Jack P. Varsalona (born October 29, 1948) is an American professor, college administrator, and the third president of Wilmington University in New Castle, Delaware.

==Early life and career==
Born in 1948 in Trenton, New Jersey, Varsalona attended the University of Delaware, where he received his undergraduate, graduate, and doctoral degrees. A lifelong educator and administrator, Varsalona served as the principal of Wilmington's Ursuline Academy private school from 1975 through 1978; served as the Director of Development at the University of Delaware from 1978–81; and served as the key education advisor in the cabinet of former Delaware governor Pete du Pont. During this time, he was a frequent adjunct professor, as well as an administrator, at what was then Wilmington College in New Castle, Delaware.

Varsalona's career as a professor at Wilmington University (formerly Wilmington College) began during his tenure with Gov. DuPont. He became the university's executive vice president for academic and student affairs in 1987, and was quickly promoted to the role of executive vice president and provost of the College. In 2005, Varsalona was named the third president of Wilmington University, following the retirement of long-time president Dr. Audrey K. Doberstein.

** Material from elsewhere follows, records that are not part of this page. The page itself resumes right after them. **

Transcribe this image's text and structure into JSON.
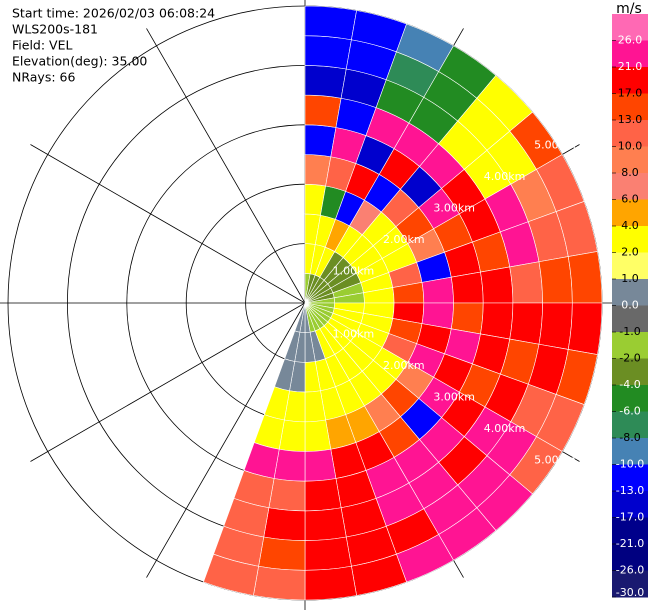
{
  "chart_data": {
    "type": "ppi",
    "annotations": [
      "Start time: 2026/02/03 06:08:24",
      "WLS200s-181",
      "Field: VEL",
      "Elevation(deg): 35.00",
      "NRays: 66"
    ],
    "colorbar": {
      "label": "m/s",
      "ticks": [
        {
          "value": 26,
          "label": "26.0"
        },
        {
          "value": 21,
          "label": "21.0"
        },
        {
          "value": 17,
          "label": "17.0"
        },
        {
          "value": 13,
          "label": "13.0"
        },
        {
          "value": 10,
          "label": "10.0"
        },
        {
          "value": 8,
          "label": "8.0"
        },
        {
          "value": 6,
          "label": "6.0"
        },
        {
          "value": 4,
          "label": "4.0"
        },
        {
          "value": 2,
          "label": "2.0"
        },
        {
          "value": 1,
          "label": "1.0"
        },
        {
          "value": 0,
          "label": "0.0"
        },
        {
          "value": -1,
          "label": "-1.0"
        },
        {
          "value": -2,
          "label": "-2.0"
        },
        {
          "value": -4,
          "label": "-4.0"
        },
        {
          "value": -6,
          "label": "-6.0"
        },
        {
          "value": -8,
          "label": "-8.0"
        },
        {
          "value": -10,
          "label": "-10.0"
        },
        {
          "value": -13,
          "label": "-13.0"
        },
        {
          "value": -17,
          "label": "-17.0"
        },
        {
          "value": -21,
          "label": "-21.0"
        },
        {
          "value": -26,
          "label": "-26.0"
        },
        {
          "value": -30,
          "label": "-30.0"
        }
      ],
      "colors": [
        "#ff69b4",
        "#ff1493",
        "#ff0000",
        "#ff4500",
        "#ff6347",
        "#ff7f50",
        "#fa8072",
        "#ffa500",
        "#ffff00",
        "#ffff66",
        "#778899",
        "#696969",
        "#9acd32",
        "#6b8e23",
        "#228b22",
        "#2e8b57",
        "#4682b4",
        "#0000ff",
        "#0000cd",
        "#00008b",
        "#000080",
        "#191970"
      ]
    },
    "range_rings": [
      {
        "value": 1,
        "label": "1.00km"
      },
      {
        "value": 2,
        "label": "2.00km"
      },
      {
        "value": 3,
        "label": "3.00km"
      },
      {
        "value": 4,
        "label": "4.00km"
      },
      {
        "value": 5,
        "label": "5.00km"
      }
    ],
    "rlim": [
      0,
      5
    ],
    "azimuth_ticks": [
      0,
      30,
      60,
      90,
      120,
      150,
      180,
      210,
      240,
      270,
      300,
      330
    ],
    "azimuth_edges": [
      0,
      10,
      20,
      30,
      40,
      50,
      60,
      70,
      80,
      90,
      100,
      110,
      120,
      130,
      140,
      150,
      160,
      170,
      180,
      190,
      200
    ],
    "range_edges": [
      0,
      0.5,
      1,
      1.5,
      2,
      2.5,
      3,
      3.5,
      4,
      4.5,
      5
    ],
    "values": [
      [
        -1.5,
        3,
        3,
        3,
        9,
        -11,
        15,
        -15,
        -11,
        -11
      ],
      [
        -2.5,
        3,
        3,
        -5,
        12,
        22,
        -11,
        -15,
        -11,
        -11
      ],
      [
        -3,
        3,
        5,
        -11,
        18,
        -15,
        22,
        -5,
        -7,
        -9
      ],
      [
        -3,
        -3,
        3,
        7,
        -11,
        18,
        22,
        -5,
        -5,
        -5
      ],
      [
        -3,
        -3,
        3,
        3,
        11,
        -15,
        22,
        3,
        3,
        3
      ],
      [
        -3,
        -3,
        3,
        3,
        15,
        22,
        18,
        3,
        3,
        15
      ],
      [
        -3,
        -3,
        3,
        3,
        9,
        15,
        18,
        22,
        9,
        11
      ],
      [
        -3,
        -1.5,
        3,
        11,
        -11,
        18,
        15,
        22,
        11,
        11
      ],
      [
        -1.5,
        -1.5,
        3,
        15,
        22,
        18,
        18,
        12,
        15,
        15
      ],
      [
        -1.5,
        3,
        3,
        18,
        22,
        15,
        18,
        18,
        18,
        18
      ],
      [
        -1.5,
        3,
        3,
        15,
        18,
        22,
        18,
        15,
        18,
        15
      ],
      [
        -1.5,
        3,
        3,
        11,
        22,
        18,
        15,
        18,
        12,
        11
      ],
      [
        -1.5,
        3,
        3,
        3,
        9,
        22,
        18,
        22,
        23,
        11
      ],
      [
        -1.5,
        3,
        3,
        3,
        15,
        -11,
        22,
        18,
        22,
        23
      ],
      [
        -1.5,
        3,
        3,
        3,
        9,
        15,
        22,
        23,
        22,
        22
      ],
      [
        -1.5,
        3,
        3,
        3,
        5,
        18,
        23,
        22,
        18,
        23
      ],
      [
        -1.5,
        0.5,
        3,
        3,
        5,
        18,
        18,
        18,
        18,
        18
      ],
      [
        0.5,
        0.5,
        3,
        3,
        3,
        22,
        18,
        18,
        18,
        18
      ],
      [
        0.5,
        0.5,
        0.5,
        3,
        3,
        23,
        11,
        18,
        15,
        12
      ],
      [
        0.5,
        0.5,
        0.5,
        3,
        3,
        23,
        11,
        12,
        11,
        11
      ]
    ]
  }
}
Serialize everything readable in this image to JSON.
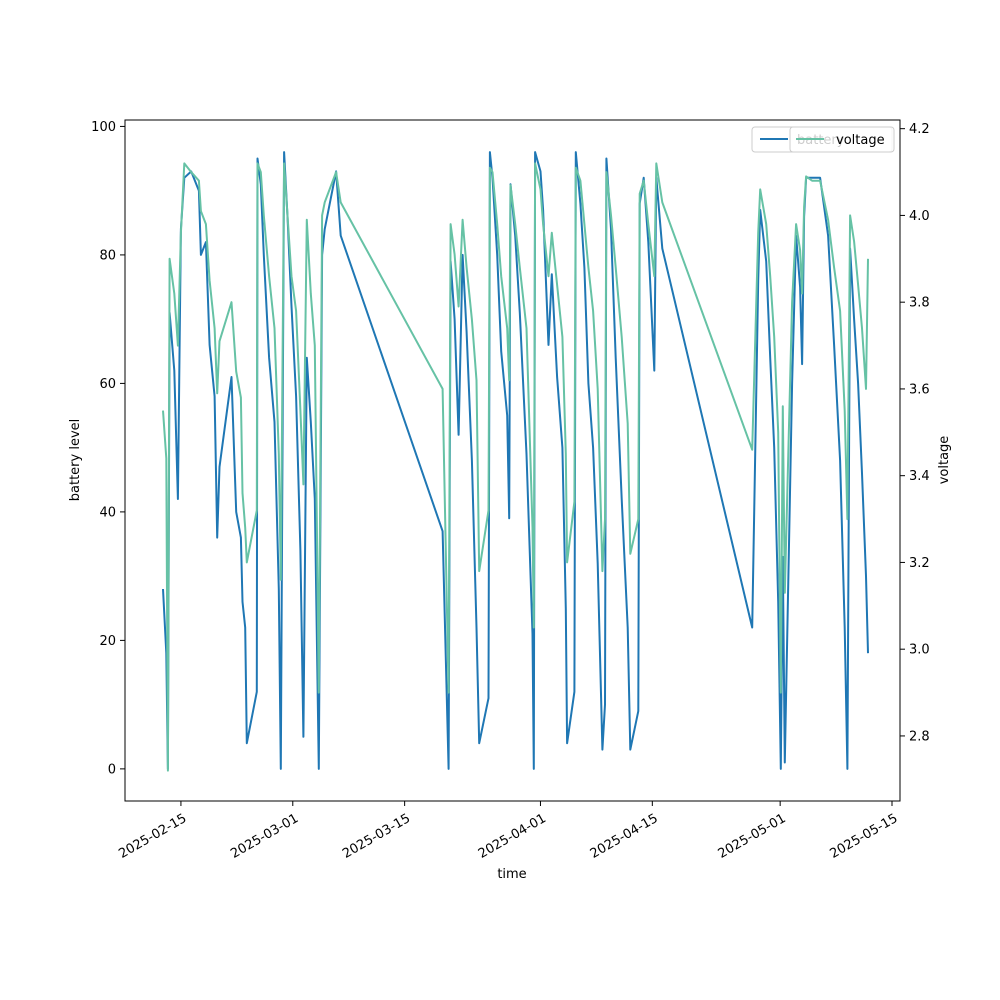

Varsalona's tenure at Wilmington University has seen dramatic changes in the student body and the school's overall presence. Two years into his tenure, in 2007, Varsalona oversaw the transition of Wilmington College into Wilmington University. During his more than a decade as the university's President, Varsalona has nearly tripled enrollment and has guided the university toward expansion to new campuses, as well as partnerships with existing community colleges, in Delaware, New Jersey, and Maryland.

In 2016, Varsalona announced his retirement, which occurred on June 30, 2017. He was succeeded by Dr. LaVerne Harmon.

Dr. Varsalona currently serves as the Treasurer of board of directors of the Arts Garage of Delray Beach, Florida.

==Advocacy of independent higher education==

In 2009, Varsalona, along with the presidents of Goldey-Beacom College, Wesley College, and the Delaware College of Art & Design, formed the Delaware Association of Independent Colleges and Universities, of which he served as President. According to Varsalona, the association was formed to "promote job growth, educate citizens about the advantages of private higher education and give students more options." Members of the association also agree to share resources with each other when and where necessary. Since the formation of the organization in 2009, Varsalona has served as its chairman.

==Awards for Education and Community Leadership==
During his tenure as President of Wilmington University, Varsalona was awarded the inaugural Rev. Roberto Balducelli Appreciation Award, given to Italian-American community leaders who use their position to promote Italian culture and values in the communities they serve. Varsalona also received the Community Leadership Advocate award on behalf of the Goodwill of Delaware and Delaware County. The award was given to Varsalona in appreciation of Wilmington University's scholarship programs, many of which directly benefitted employees and volunteers involved with the local chapter of the Goodwill.
- Recipient of the Melvin Jones Fellow Award from the Lions Club International (2007)
- Recipient of the Rev. J.H. Beauchamp Volunteer of the Year Award on behalf of Goodwill Industries (2009)
- Chair – Delaware Association of Independent Colleges and Universities (2009)
- Recipient of the Dr. Wallace M. Johnson Award for Community Service from the New Castle County Chamber (2009)
- Presented with a Senate Tribute and Senate Resolution from the Delaware State Senate (2009)
- Recipient of the Freedom Fund Award from the NAACP (2009)
- Recipient of the Muriel E. Gilman Champion Award from the Fresh Start Scholarship Foundation (2011)
- Recipient of the Rev. Roberto Balducelli Appreciation Award from the St. Anthony of Padua Catholic Church (2014) (2015)
- Recipient of the Community Leadership Advocate of the Year Award on behalf of Goodwill of Delaware and Delaware County (2015)
- Presented with a House of Representatives Tribute and Resolution from the Delaware House of Representatives (2015)
- Honored by the Prince of Piedmont Lodge #475 for his many contributions to the Italian Community and the State of Delaware (2016)
- Delaware State Chamber of Commerce John H. Taylor, Jr. Leadership in Education Award (2016)
- Wilmington University names first building on its Brandywine Valley campus location, "Jack P. Varsalona Hall" (2019)
- Member of Mensa International since 1986.